Selecting the Right Home
Prioritizing your personal requirements and determining what sort of community would best serve your needs should come before thinking about what your pet might want or need. You may be a good candidate for independent living if you are able to take care of yourself but could use some help with the daily chores such as preparing meals, cleaning, or doing laundry.
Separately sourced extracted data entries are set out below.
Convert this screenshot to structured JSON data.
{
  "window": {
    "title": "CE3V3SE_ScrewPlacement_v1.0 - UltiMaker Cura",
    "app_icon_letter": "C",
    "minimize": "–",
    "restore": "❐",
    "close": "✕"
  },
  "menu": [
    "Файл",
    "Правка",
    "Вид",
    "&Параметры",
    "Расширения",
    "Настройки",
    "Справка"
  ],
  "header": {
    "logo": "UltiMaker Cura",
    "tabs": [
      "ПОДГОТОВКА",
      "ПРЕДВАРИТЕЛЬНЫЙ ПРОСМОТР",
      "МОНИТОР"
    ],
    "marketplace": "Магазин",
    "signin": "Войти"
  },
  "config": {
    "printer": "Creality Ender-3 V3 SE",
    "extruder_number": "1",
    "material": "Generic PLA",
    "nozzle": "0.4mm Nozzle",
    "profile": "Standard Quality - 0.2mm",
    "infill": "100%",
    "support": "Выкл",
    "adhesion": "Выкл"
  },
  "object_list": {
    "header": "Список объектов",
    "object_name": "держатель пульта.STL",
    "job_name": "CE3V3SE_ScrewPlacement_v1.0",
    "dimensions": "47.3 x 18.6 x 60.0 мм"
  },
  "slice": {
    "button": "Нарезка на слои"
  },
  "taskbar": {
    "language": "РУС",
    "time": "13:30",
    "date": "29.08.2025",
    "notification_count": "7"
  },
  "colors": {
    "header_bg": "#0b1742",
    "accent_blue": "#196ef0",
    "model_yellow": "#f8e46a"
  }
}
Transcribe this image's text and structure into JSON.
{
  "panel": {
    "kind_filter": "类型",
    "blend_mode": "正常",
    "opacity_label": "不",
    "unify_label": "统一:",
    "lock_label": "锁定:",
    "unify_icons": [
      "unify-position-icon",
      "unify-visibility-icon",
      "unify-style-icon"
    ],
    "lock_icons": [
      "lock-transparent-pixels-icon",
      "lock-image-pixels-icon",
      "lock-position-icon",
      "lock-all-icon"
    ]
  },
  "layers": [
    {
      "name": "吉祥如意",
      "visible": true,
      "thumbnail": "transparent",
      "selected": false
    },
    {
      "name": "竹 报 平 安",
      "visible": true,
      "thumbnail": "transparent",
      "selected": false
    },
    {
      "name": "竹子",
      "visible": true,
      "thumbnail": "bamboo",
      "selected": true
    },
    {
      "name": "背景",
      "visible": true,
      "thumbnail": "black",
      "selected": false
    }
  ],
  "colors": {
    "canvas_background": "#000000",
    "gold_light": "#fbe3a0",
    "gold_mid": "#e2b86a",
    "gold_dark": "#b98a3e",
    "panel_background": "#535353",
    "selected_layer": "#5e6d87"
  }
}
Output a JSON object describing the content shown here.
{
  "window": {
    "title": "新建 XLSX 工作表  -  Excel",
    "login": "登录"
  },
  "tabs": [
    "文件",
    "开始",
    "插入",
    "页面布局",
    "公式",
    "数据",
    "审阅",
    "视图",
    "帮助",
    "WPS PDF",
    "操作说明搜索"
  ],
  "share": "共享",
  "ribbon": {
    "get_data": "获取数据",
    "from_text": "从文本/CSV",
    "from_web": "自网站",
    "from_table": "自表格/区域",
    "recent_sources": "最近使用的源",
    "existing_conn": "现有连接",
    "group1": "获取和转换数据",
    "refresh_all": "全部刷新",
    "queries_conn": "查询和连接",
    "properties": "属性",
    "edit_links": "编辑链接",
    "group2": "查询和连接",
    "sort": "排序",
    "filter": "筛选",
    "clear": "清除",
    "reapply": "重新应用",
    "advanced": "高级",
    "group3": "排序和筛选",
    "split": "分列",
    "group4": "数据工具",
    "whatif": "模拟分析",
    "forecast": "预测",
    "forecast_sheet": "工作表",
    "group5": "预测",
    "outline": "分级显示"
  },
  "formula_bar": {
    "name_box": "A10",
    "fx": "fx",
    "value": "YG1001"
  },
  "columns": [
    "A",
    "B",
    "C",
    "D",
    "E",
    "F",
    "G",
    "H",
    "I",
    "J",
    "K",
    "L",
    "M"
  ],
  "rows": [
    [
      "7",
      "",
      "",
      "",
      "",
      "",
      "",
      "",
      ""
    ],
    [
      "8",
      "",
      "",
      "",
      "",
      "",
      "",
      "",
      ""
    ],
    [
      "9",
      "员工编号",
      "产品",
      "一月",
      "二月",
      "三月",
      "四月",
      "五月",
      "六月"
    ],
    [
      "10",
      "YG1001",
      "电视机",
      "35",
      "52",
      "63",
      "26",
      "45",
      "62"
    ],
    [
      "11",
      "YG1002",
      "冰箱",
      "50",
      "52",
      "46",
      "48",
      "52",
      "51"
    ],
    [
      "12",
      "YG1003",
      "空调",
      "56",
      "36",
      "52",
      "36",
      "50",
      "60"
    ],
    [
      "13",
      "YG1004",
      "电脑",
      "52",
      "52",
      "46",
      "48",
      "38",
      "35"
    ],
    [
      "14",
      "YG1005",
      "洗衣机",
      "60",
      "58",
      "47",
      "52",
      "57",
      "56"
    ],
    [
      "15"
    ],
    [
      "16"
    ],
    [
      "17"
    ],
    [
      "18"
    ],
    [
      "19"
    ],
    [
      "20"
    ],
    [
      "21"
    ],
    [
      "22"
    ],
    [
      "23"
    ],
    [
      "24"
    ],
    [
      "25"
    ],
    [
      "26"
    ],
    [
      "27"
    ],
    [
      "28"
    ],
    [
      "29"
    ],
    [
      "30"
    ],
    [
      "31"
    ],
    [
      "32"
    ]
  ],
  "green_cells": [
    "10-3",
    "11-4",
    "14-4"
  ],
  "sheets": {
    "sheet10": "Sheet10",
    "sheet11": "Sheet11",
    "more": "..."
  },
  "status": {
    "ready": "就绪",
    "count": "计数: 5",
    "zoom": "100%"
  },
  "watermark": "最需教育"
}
In contrast, an assisted living community is the best option if you have a medical condition that necessitates round-the-clock care and requires help with basic activities like showering and getting dressed.
After settling on a general category, you can then narrow in on specific communities based on their costs, ratings, and whether or not they allow pets.
Pet Policy Requirements
There are a few pet-related essentials that should be checked off your list before relocating somewhere. Moving with a healthy pet is a prime example.
One of the most important things you can do to protect your new home from a flea infestation is to do a thorough flea check. Fleas are annoying and can spread disease to both humans and pets, so it is best to give your dog flea medicine to keep them at bay. Before getting ready to move, check the safety of the pet supplies you plan to use.
It is essential to maintain regular veterinary examinations for your pet. Keep in mind that even pet-friendly neighborhoods may need to see proof that your dog is properly licensed. As one example, the American Veterinary Medical Association explains that rabies vaccinations are required for dogs and cats in most states. This means that you may need documentation of your pet’s vaccination status if you plan to travel across state lines to a new residence.
Understand Limitations and Laws
There are often limits on the number and size of dogs you can have in retirement communities and other types of senior housing. Finding a place to live that will accept a larger-breed dog that is not a service animal might be challenging.
In addition, the ownership of certain dog breeds is regulated by local law in some American municipalities. Basically, some towns prohibit some dog breeds and require spaying and neutering for others.
Even if some retirement communities for the elderly claim to be pet-friendly, this does not necessarily mean that they provide special services and accommodations for pets. Some may allow pets in residents’ apartments, but they may not have access to a grassy area for off-leash play.
Many establishments additionally need a deposit or additional rent on a monthly basis if pets are to be allowed. This might become a significant expense if you are charged a separate amount per pet in addition to your regular rent.